Obrigada Luís Miguel Raposo. Fico á espera de um próximo título com a mesma intensidade.

"O Dia da Tormenta" de Rosamunde Pilcher

Sinopse:
No último dia de vida da sua mãe, Rebecca descobre que tem família na Cornualha e parte para essa região à descoberta do avô e de um primo que nunca conheceu. Mas só o enigmático Joss Gardner, o estranho que parecia inacessível, consegue ajudá-la a compreender os escuros segredos que estão por detrás da acolhedora recepção que os seus familiares lhe fazem.

A minha opinião:
Não é o primeiro livro que leio desta autora e concerteza não será o último. Agrada-me principalmente a calma e a tranquilidade que nos proporciona à medida que vamos entrando na história.
Lamento apenas o facto de uma notória falta de criatividade nas pesonagens que povoam os seus livros. Por exemplo, a presença de um pintor na família, ou a importância de um quadro, é um ponto fulcral nesta história, assim como o foi nos seus outros dois livros "Solstício de Inverno" e "Os Apanhadores de Conchas".
Foi no entanto uma leitura agradável, embora tenha ficado com a sensação que a história poderia ter sido mais desenvolvida e elaborada.

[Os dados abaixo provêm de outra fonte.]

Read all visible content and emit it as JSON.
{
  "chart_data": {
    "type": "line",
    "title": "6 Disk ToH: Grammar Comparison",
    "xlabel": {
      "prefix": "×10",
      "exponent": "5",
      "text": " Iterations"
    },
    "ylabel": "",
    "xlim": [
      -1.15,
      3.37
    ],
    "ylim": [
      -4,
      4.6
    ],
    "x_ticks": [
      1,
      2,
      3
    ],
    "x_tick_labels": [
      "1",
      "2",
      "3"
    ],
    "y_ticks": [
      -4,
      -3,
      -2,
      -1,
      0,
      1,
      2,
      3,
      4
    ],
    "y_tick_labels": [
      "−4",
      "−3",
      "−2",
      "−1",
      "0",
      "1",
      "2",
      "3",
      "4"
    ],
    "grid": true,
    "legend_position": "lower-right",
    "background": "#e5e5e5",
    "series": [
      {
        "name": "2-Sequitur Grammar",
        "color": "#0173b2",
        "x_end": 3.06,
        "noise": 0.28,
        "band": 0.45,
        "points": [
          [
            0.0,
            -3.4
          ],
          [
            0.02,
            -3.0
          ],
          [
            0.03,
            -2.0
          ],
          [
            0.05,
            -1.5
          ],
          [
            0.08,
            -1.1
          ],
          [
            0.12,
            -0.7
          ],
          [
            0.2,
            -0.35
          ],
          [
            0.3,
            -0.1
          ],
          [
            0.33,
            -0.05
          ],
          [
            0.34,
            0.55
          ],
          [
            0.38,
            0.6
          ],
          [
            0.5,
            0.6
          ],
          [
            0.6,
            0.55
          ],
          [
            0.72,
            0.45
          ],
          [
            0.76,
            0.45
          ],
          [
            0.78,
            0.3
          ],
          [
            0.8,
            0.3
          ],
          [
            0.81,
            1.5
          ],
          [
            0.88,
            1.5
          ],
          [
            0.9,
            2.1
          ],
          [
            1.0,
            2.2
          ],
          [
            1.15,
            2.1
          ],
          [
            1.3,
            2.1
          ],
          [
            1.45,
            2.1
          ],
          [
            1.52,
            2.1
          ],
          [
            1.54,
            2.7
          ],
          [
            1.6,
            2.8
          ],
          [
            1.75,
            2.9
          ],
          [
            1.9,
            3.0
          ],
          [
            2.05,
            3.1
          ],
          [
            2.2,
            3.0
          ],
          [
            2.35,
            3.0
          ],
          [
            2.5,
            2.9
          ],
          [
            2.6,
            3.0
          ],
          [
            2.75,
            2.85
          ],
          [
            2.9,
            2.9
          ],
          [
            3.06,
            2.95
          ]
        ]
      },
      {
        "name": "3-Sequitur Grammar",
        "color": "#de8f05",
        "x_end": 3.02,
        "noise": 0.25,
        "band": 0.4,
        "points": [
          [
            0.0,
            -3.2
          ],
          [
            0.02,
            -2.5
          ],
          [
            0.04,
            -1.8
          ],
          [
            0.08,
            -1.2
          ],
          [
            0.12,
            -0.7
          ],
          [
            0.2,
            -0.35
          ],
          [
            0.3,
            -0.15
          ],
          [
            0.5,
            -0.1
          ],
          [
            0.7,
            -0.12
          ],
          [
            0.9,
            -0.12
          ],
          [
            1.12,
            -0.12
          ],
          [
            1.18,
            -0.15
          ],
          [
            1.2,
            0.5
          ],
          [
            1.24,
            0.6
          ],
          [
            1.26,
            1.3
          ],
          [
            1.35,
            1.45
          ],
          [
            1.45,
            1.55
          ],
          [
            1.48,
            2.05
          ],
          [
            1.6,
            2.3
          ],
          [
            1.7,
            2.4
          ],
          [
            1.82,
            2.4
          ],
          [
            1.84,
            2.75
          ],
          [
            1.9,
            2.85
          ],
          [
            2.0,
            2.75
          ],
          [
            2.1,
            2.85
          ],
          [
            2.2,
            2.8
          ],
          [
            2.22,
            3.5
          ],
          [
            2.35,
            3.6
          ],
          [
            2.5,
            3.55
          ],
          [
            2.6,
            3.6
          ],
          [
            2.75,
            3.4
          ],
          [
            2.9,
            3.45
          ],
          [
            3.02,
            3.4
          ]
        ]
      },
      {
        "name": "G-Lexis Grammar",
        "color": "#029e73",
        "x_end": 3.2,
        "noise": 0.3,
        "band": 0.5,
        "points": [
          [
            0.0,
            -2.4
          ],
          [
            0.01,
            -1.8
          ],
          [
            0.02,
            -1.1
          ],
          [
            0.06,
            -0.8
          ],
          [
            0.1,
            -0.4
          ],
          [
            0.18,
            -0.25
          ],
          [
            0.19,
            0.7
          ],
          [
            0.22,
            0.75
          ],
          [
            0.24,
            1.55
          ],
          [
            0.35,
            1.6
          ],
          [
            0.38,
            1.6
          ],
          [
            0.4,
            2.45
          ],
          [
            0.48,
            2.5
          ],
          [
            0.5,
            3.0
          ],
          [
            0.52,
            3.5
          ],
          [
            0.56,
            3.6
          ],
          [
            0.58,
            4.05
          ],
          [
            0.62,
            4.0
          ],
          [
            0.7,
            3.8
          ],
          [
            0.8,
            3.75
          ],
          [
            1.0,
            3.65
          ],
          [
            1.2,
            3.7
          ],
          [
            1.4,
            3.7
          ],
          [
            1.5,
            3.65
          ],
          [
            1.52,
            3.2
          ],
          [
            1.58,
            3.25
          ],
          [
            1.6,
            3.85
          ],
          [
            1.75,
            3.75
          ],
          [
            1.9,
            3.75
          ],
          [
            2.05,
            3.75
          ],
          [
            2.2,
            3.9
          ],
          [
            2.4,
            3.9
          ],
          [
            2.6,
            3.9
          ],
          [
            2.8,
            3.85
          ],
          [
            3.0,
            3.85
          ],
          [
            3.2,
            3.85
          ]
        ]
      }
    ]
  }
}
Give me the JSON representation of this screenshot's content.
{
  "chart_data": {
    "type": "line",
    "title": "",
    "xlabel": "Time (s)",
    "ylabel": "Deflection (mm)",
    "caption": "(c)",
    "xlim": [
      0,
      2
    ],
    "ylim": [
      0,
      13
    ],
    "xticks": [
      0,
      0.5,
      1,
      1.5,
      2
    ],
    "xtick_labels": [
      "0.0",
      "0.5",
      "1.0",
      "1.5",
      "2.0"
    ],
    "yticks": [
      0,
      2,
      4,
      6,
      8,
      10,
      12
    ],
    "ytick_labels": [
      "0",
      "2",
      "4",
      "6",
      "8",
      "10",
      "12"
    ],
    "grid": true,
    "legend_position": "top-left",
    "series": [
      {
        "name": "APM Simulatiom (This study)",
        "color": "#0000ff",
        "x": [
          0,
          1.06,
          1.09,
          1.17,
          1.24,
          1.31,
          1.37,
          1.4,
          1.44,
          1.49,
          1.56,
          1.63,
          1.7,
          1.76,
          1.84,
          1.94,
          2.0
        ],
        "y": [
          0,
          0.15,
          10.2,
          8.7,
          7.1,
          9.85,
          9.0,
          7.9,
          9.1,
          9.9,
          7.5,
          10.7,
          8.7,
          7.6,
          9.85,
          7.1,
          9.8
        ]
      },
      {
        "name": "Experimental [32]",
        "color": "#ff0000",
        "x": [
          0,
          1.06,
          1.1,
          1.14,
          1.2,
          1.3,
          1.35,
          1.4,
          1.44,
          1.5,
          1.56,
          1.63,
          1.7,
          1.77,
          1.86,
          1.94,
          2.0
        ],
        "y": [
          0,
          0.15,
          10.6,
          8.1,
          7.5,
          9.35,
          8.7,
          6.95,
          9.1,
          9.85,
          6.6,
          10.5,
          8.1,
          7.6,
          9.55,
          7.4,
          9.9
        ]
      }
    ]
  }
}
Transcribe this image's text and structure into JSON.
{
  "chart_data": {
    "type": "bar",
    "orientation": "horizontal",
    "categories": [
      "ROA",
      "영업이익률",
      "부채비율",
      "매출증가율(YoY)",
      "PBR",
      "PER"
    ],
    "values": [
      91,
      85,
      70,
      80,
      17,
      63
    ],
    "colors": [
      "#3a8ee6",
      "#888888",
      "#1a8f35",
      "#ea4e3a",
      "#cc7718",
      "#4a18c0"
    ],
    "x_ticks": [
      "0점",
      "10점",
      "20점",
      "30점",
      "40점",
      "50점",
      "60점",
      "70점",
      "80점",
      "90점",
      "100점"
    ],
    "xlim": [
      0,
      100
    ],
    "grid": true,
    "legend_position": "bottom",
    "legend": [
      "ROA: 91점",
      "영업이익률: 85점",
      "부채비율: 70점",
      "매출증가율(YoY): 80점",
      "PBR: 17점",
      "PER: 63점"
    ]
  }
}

(Obrigada Lígia pela partilha!)

"O Ladrão de Arte" de Noah Charney

Sinopse:
Em "O Ladrão de Arte", três roubos são investigados simultaneamente em três cidades, mas estes crimes aparentemente isolados têm muito mais em comum do que se possa imaginar.
Roma: Na pequena igreja barroca de Santa Giuliana, uma peça de altar desaparece sem deixar rasto a meio da noite.
Paris: Na cave da Society Malevich, a conservadora Geneviéve Delacloche fica chocada ao reparar que o grande tesouro da Sociedade desapareceu, Branco Sobre Branco do Suprematista Kasimir Malevich.
Londres: Na National Gallery of Modern Art, a última aquisição é roubada apenas algumas horas depois de ter sido comprada por mais de seis milhões de libras.
Repleto de detalhes históricos fascinantes, diálogos intrigantes, e um enredo de puxar pela cabeça, este primeiro romance de Noah Charney é sofisticado, elegante, e tão irresistível e multifacetado como uma obra de arte.

A minha opinião:
Já há bastante tempo que não lia um livro que me desiludisse tanto. Não é que tivesse grandes expectativas, pois nem sequer conhecia o autor, mas a sinopse e o tema só por si – o roubo de obras de arte – prometia que o mesmo fosse digno de um grande registo, como já se verificou no passado com outros livros. Neste, infelizmente, e apesar de todo o “know-how” relativamente ao mundo da Arte, o autor não conseguiu escrever um bom policial. A acção é demasiado confusa, e uma coisa que não ajuda nada é quando por exemplo um dos personagens é “chamado” pelo seu primeiro nome, para logo no parágrafo seguinte ser “chamado” pelo seu apelido.
A história em si tinha realmente muito potencial, e foi uma pena ver que o tiro saiu pela culatra.
Apenas quero deixar aqui um reparo, as referências e os detalhes de determinadas pinturas, pintores e estilos estão muito boas. Essas partes do livro é que me impulsionaram a prosseguir com a leitura.